By MARSHA MERCER
For most of the last century, no more than two women served at the same time in the U.S. Senate.
In the 1980s, women House members were not allowed in the House gym.
After the 1992 election, headline writers broke out the phrase Year of the Woman to describe the vast crowd of women coming to the Senate – six. The phrase annoyed at least one senator.
“Calling 1992 the Year of the Woman makes it sound like the Year of the Caribou or the Year of the Asparagus,” Sen. Barbara Mikulski, D-Md., complained at the time. “We’re not a fad, a fancy, or a year.”
Women weren’t a fad, but they’re still a distinct minority in Congress. In January, 20 women will serve in the Senate, 16 Democrats and four Republicans. One in five -- that’s the most women ever in the Senate.
In the House, there will be a record 78 women, about 18 percent of the members. Fifty-eight are Democrats, 20 Republicans. At least three of the new women in the House are in their 30s.
For the first time, women and minorities will outnumber white men among Democrats in the House. Minority Leader Nancy Pelosi, D-Calif., celebrated the Democratic caucus milestone, saying it would be “the first caucus in the history of civilized government to have a majority of women and minorities.”
That’s impressive, but it’s unclear how having more women and minorities in Congress will affect policy. Republicans still control the House, and the Republican caucus is dominated by white men. Their goal is to shrink the size of government and cut entitlements.
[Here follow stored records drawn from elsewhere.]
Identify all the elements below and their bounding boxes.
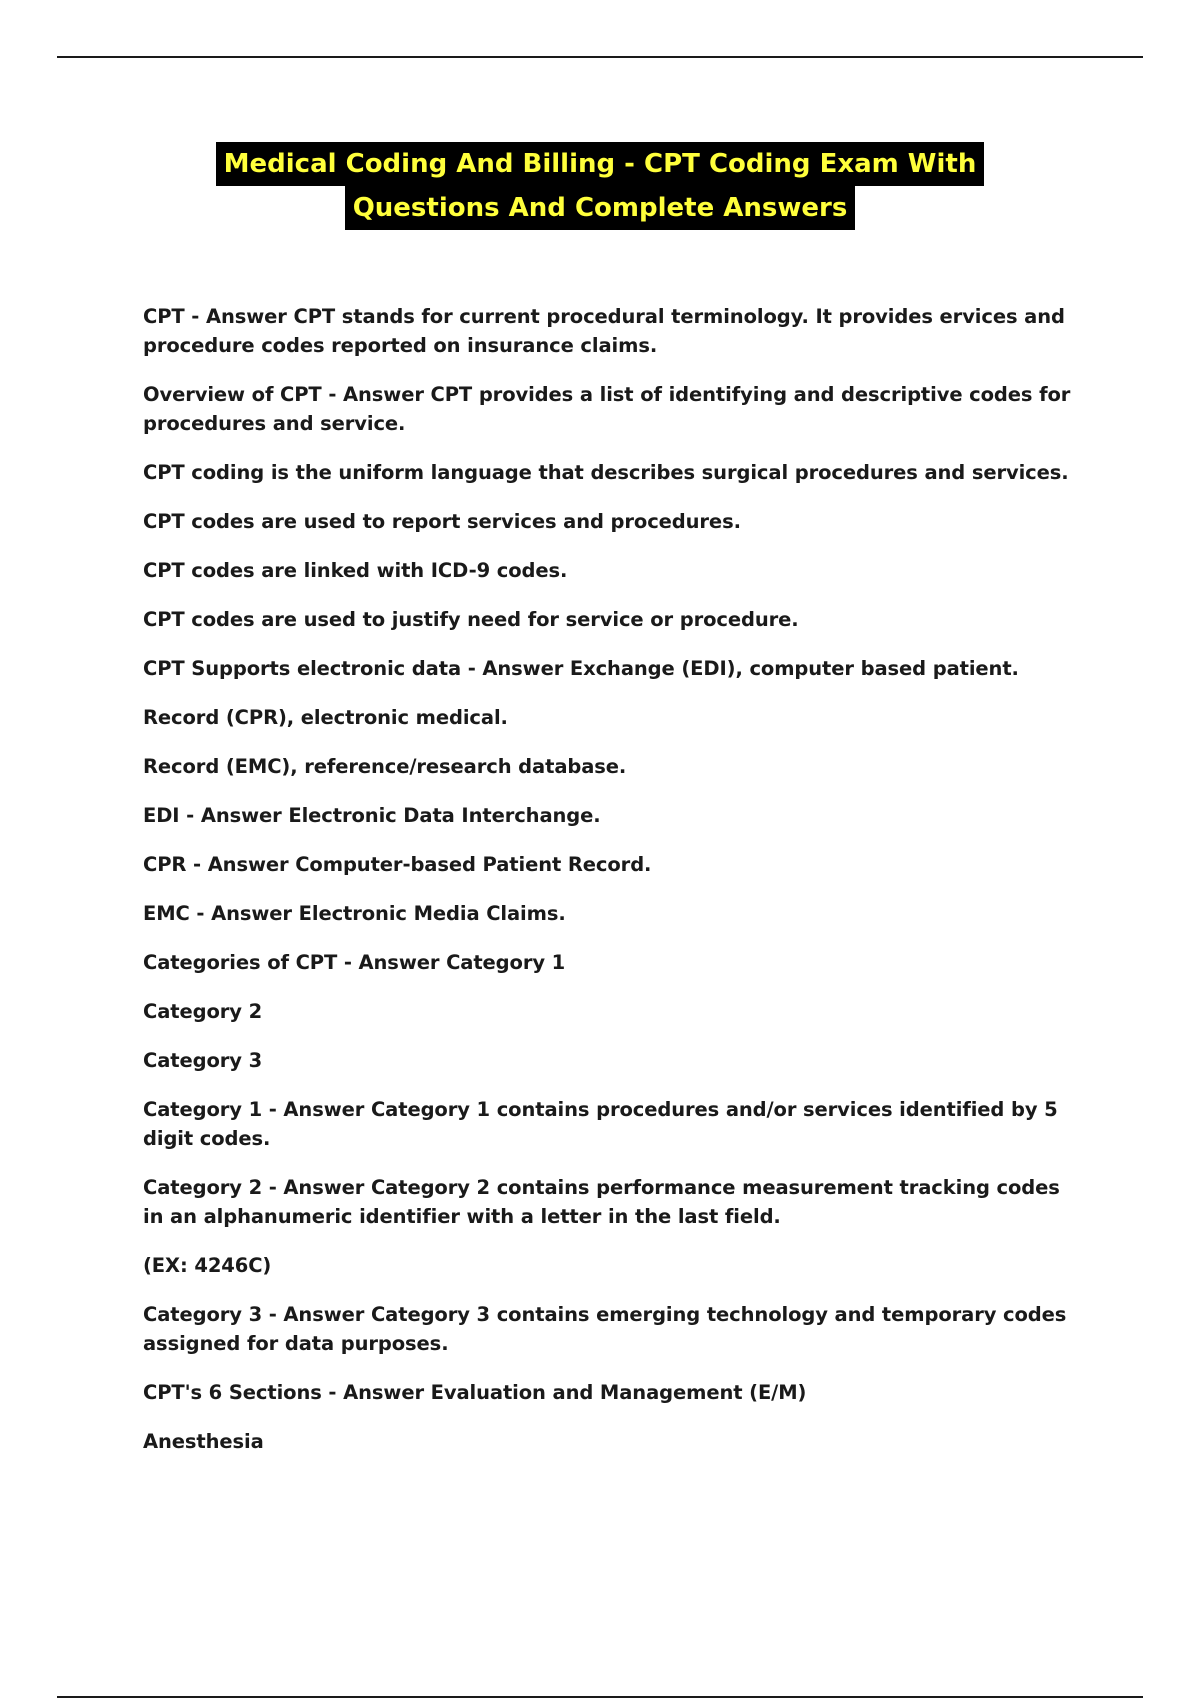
paragraph: Category 3 xyxy=(143,1049,263,1072)
paragraph: Overview of CPT - Answer CPT provides a list of identifying and descriptive codes for procedures and service. xyxy=(143,383,1071,435)
paragraph: Categories of CPT - Answer Category 1 xyxy=(143,951,566,974)
paragraph: CPT's 6 Sections - Answer Evaluation and Management (E/M) xyxy=(143,1381,807,1404)
bottom-divider xyxy=(57,1696,1143,1698)
paragraph: EMC - Answer Electronic Media Claims. xyxy=(143,902,566,925)
paragraph: CPT codes are used to report services and procedures. xyxy=(143,510,741,533)
paragraph: Category 1 - Answer Category 1 contains procedures and/or services identified by 5 digit codes. xyxy=(143,1098,1058,1150)
paragraph: CPR - Answer Computer-based Patient Record. xyxy=(143,853,652,876)
paragraph: Record (EMC), reference/research database. xyxy=(143,755,627,778)
paragraph: (EX: 4246C) xyxy=(143,1254,272,1277)
document-title xyxy=(0,142,1200,230)
paragraph: CPT coding is the uniform language that describes surgical procedures and services. xyxy=(143,461,1069,484)
paragraph: CPT Supports electronic data - Answer Exchange (EDI), computer based patient. xyxy=(143,657,1019,680)
title-line-1: Medical Coding And Billing - CPT Coding Exam With xyxy=(216,142,985,186)
document-body xyxy=(143,302,1083,1476)
title-line-2: Questions And Complete Answers xyxy=(345,186,856,230)
paragraph: CPT codes are linked with ICD-9 codes. xyxy=(143,559,568,582)
top-divider xyxy=(57,56,1143,58)
paragraph: Category 2 xyxy=(143,1000,263,1023)
paragraph: CPT codes are used to justify need for service or procedure. xyxy=(143,608,799,631)
paragraph: EDI - Answer Electronic Data Interchange. xyxy=(143,804,601,827)
paragraph: Category 3 - Answer Category 3 contains emerging technology and temporary codes assigned for data purposes. xyxy=(143,1303,1067,1355)
paragraph: Record (CPR), electronic medical. xyxy=(143,706,508,729)
paragraph: Category 2 - Answer Category 2 contains performance measurement tracking codes in an alphanumeric identifier with a letter in the last field. xyxy=(143,1176,1060,1228)
paragraph: CPT - Answer CPT stands for current procedural terminology. It provides ervices and procedure codes reported on insurance claims. xyxy=(143,305,1065,357)
paragraph: Anesthesia xyxy=(143,1430,264,1453)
In earlier times, women in Congress worked to avoid being pigeon-holed as interested in “women’s” issues. In fact, when the Women’s Caucus was formed in the House in 1977, “it met with considerable resistance even among women members,” according to a history on the House clerk’s Web page.
Political scientists who have studied women in elective office are divided on whether women have different legislative priorities than men. While some studies find women more likely to support certain family and workplace issues, other studies find no trend.
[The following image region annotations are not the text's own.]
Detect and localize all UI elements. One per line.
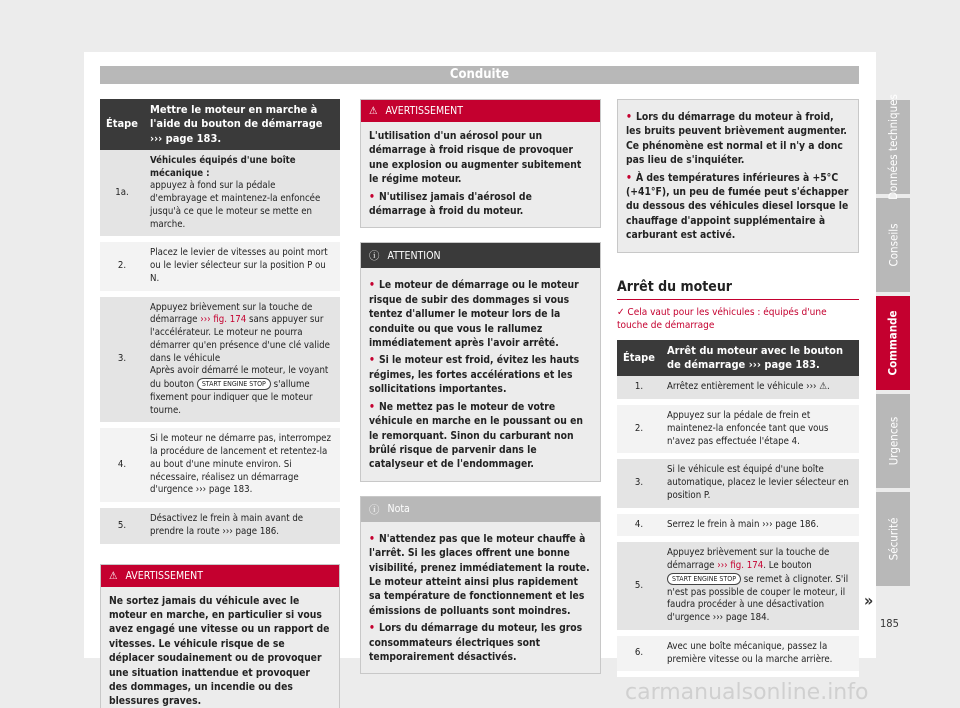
list-item-text: Ne mettez pas le moteur de votre véhicule en marche en le poussant ou en le remorquant. Sinon du carburant non brûlé risque de parvenir dans le catalyseur et de l'endommager. — [369, 400, 584, 471]
table-row — [617, 402, 859, 456]
warning-label: AVERTISSEMENT — [125, 569, 203, 582]
tab-label: Conseils — [886, 223, 901, 267]
step-number: 5. — [617, 539, 661, 633]
applies-to — [617, 306, 859, 332]
step-number: 3. — [617, 456, 661, 510]
attention-label: ATTENTION — [387, 249, 441, 262]
side-tabs — [876, 94, 910, 590]
bullet-icon: • — [369, 532, 375, 545]
tab-label: Urgences — [886, 416, 901, 466]
table-row — [617, 539, 859, 633]
table-header-step: Étape — [617, 340, 661, 377]
table-row — [100, 150, 340, 240]
warning-text: L'utilisation d'un aérosol pour un démarrage à froid risque de provoquer une explosion ou augmenter subitement le régime moteur. — [369, 130, 582, 186]
list-item-text: Lors du démarrage du moteur à froid, les bruits peuvent brièvement augmenter. Ce phénomène est normal et il n'y a donc pas lieu de s'inquiéter. — [626, 111, 847, 167]
step-number: 5. — [100, 505, 144, 547]
list-item — [369, 400, 592, 472]
list-item-text: Si le moteur est froid, évitez les hauts régimes, les fortes accélérations et les sollicitations importantes. — [369, 354, 580, 396]
step-text — [144, 150, 340, 240]
column-right — [617, 99, 859, 677]
step-text: Si le moteur ne démarre pas, interrompez la procédure de lancement et retentez-la au bout d'une minute environ. Si nécessaire, réalisez un démarrage d'urgence ››› page 183. — [144, 425, 340, 505]
step-number: 1a. — [100, 150, 144, 240]
warning-header — [361, 100, 600, 122]
list-item — [369, 353, 592, 396]
note-continued-body — [618, 100, 858, 252]
list-item — [369, 621, 592, 664]
step-number: 6. — [617, 633, 661, 675]
column-left — [100, 99, 340, 708]
note-box — [360, 496, 601, 675]
table-row — [617, 511, 859, 540]
attention-box — [360, 242, 601, 481]
warning-label: AVERTISSEMENT — [385, 105, 463, 117]
figure-link[interactable]: ››› fig. 174 — [717, 560, 764, 571]
continue-mark: » — [864, 591, 874, 610]
tab-label: Commande — [886, 310, 901, 376]
figure-link[interactable]: ››› fig. 174 — [200, 314, 247, 326]
tab-urgences[interactable] — [876, 394, 910, 488]
tab-donnees-techniques[interactable] — [876, 94, 910, 200]
step-text-part: s'allume fixement pour indiquer que le moteur tourne. — [150, 379, 313, 416]
start-steps-table — [100, 99, 340, 550]
step-text: Placez le levier de vitesses au point mort ou le levier sélecteur sur la position P ou N. — [144, 239, 340, 293]
step-number: 3. — [100, 294, 144, 426]
step-text: Avec une boîte mécanique, passez la première vitesse ou la marche arrière. — [661, 633, 859, 675]
page-header: Conduite — [100, 66, 859, 84]
list-item — [369, 532, 592, 618]
step-text-part: Après avoir démarré le moteur, le voyant du bouton — [150, 365, 329, 391]
info-circle-icon: ⓘ — [369, 250, 380, 263]
warning-text: Ne sortez jamais du véhicule avec le moteur en marche, en particulier si vous avez engagé une vitesse ou un rapport de vitesses. Le véhicule risque de se déplacer soudainement ou de provoquer une situation inattendue et provoquer des dommages, un incendie ou des blessures graves. — [109, 594, 330, 708]
step-text-part: se remet à clignoter. S'il n'est pas possible de couper le moteur, il faudra procéder à une désactivation d'urgence ››› page 184. — [667, 573, 849, 623]
step-body: appuyez à fond sur la pédale d'embrayage et maintenez-la enfoncée jusqu'à ce que le moteur se mette en marche. — [150, 180, 321, 230]
bullet-icon: • — [369, 400, 375, 413]
step-number: 2. — [617, 402, 661, 456]
bullet-icon: • — [369, 622, 375, 635]
list-item — [369, 278, 592, 350]
step-text: Désactivez le frein à main avant de prendre la route ››› page 186. — [144, 505, 340, 547]
attention-header — [361, 243, 600, 268]
step-number: 4. — [617, 511, 661, 540]
list-item — [369, 190, 592, 219]
note-continued-box — [617, 99, 859, 253]
applies-text: Cela vaut pour les véhicules : équipés d'une touche de démarrage — [617, 306, 827, 331]
start-stop-button-label: START ENGINE STOP — [667, 573, 741, 585]
note-icon: ⓘ — [369, 503, 380, 516]
step-text — [144, 294, 340, 426]
step-text-part: Appuyez brièvement sur la touche de démarrage — [150, 301, 313, 326]
step-text: Appuyez sur la pédale de frein et maintenez-la enfoncée tant que vous n'avez pas effectuée l'étape 4. — [661, 402, 859, 456]
bullet-icon: • — [369, 354, 375, 367]
list-item — [626, 171, 850, 243]
table-row — [100, 505, 340, 547]
warning-header — [101, 565, 339, 587]
list-item-text: À des températures inférieures à +5°C (+41°F), un peu de fumée peut s'échapper du dessous des véhicules diesel lorsque le chauffage d'appoint supplémentaire à carburant est activé. — [626, 171, 849, 242]
bullet-icon: • — [626, 171, 632, 184]
section-title: Arrêt du moteur — [617, 279, 859, 300]
attention-body — [361, 268, 600, 480]
step-text: Serrez le frein à main ››› page 186. — [661, 511, 859, 540]
step-number: 2. — [100, 239, 144, 293]
note-header — [361, 497, 600, 522]
watermark: carmanualsonline.info — [625, 680, 869, 705]
table-header-action: Mettre le moteur en marche à l'aide du bouton de démarrage ››› page 183. — [144, 99, 340, 150]
step-text-part: sans appuyer sur l'accélérateur. Le moteur ne pourra démarrer qu'en présence d'une clé valide dans le véhicule — [150, 314, 330, 364]
table-row — [617, 376, 859, 402]
bullet-icon: • — [626, 111, 632, 123]
warning-body — [361, 122, 600, 227]
table-row — [100, 239, 340, 293]
check-icon: ✓ — [617, 306, 628, 318]
step-number: 1. — [617, 376, 661, 402]
column-middle — [360, 99, 601, 674]
tab-label: Sécurité — [886, 517, 901, 561]
warning-box — [100, 564, 340, 708]
bullet-icon: • — [369, 279, 375, 292]
stop-steps-table — [617, 340, 859, 678]
list-item-text: N'attendez pas que le moteur chauffe à l'arrêt. Si les glaces offrent une bonne visibilité, prenez immédiatement la route. Le moteur atteint ainsi plus rapidement sa température de fonctionnement et les émissions de polluants sont moindres. — [369, 532, 590, 617]
note-body — [361, 522, 600, 674]
table-row — [100, 425, 340, 505]
warning-box — [360, 99, 601, 228]
list-item-text: N'utilisez jamais d'aérosol de démarrage à froid du moteur. — [369, 190, 532, 218]
note-label: Nota — [387, 503, 410, 516]
page-number: 185 — [880, 617, 899, 630]
list-item-text: Le moteur de démarrage ou le moteur risque de subir des dommages si vous tentez d'allumer le moteur lors de la conduite ou que vous le rallumez immédiatement après l'avoir arrêté. — [369, 279, 579, 350]
table-header-step: Étape — [100, 99, 144, 150]
list-item — [626, 110, 850, 168]
step-text: Si le véhicule est équipé d'une boîte automatique, placez le levier sélecteur en position P. — [661, 456, 859, 510]
step-number: 4. — [100, 425, 144, 505]
step-text: Arrêtez entièrement le véhicule ››› ⚠. — [661, 376, 859, 402]
step-text-part: . Le bouton — [763, 560, 812, 571]
table-row — [617, 456, 859, 510]
tab-conseils[interactable] — [876, 198, 910, 292]
table-header-action: Arrêt du moteur avec le bouton de démarrage ››› page 183. — [661, 340, 859, 377]
warning-triangle-icon: ⚠ — [109, 569, 118, 582]
warning-triangle-icon: ⚠ — [369, 105, 378, 117]
bullet-icon: • — [369, 190, 375, 203]
step-lead: Véhicules équipés d'une boîte mécanique : — [150, 154, 296, 179]
list-item-text: Lors du démarrage du moteur, les gros consommateurs électriques sont temporairement désactivés. — [369, 622, 583, 663]
tab-label: Données techniques — [886, 94, 901, 200]
step-text — [661, 539, 859, 633]
table-row — [617, 633, 859, 675]
tab-securite[interactable] — [876, 492, 910, 586]
table-row — [100, 294, 340, 426]
step-text-part: Appuyez brièvement sur la touche de démarrage — [667, 547, 830, 571]
tab-commande[interactable] — [876, 296, 910, 390]
start-stop-button-label: START ENGINE STOP — [197, 378, 271, 390]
For one thing, there’s been a blurring of what women’s issues are. Plus, family-work balance, pay equity, education and health care mean different things to different people, whether men or women. Someone’s political party can be more predictive of his or her stand than gender.
While some Republican women in Congress supported certain benefits in the health care overhaul -- such as not allowing health insurance companies to charge women higher premiums than men -- not one Republican, man or woman, voted for final passage of the Affordable Care Act.
“Based on my experience, just because you’re an elected official and a woman, that doesn’t mean you’re going to vote” for women’s issues, Rep. Rep. Rosa DeLauro, D-Conn., says in Madeleine M. Kunin’s “The New Feminist Agenda,” published in April.
As the title suggests, Kunin, who was the first woman governor of Vermont and served as ambassador to Switzerland, is calling for another social revolution ‘’not for the benefit of women alone,” she says, “but for the sake of the family.”
She argues that while women have made great progress in the workplace, the country needs social policies that support families. The United States is the only country in the developed world that fails to offer paid maternity leave or paid sick leave.
A poll of international gender specialists in June ranked the United States the sixth-best country for women -- behind Canada, Germany, Britain, Australia and France. In France, new mothers get 16 weeks of maternity leave at full pay.
The panel, which looked at the G20 developed countries, cited poor access to health care and the debate over reproductive rights for the U.S. rank, the poll by TrustLaw, a legal news service run by Thompson Reuters Foundation, reported.
We’re No. 6? That doesn’t sound right. It’s time for women and men in Congress to support working parents and stand up for families.
No worries about the Year of the Woman or asparagus. Call it the Year of All of Us.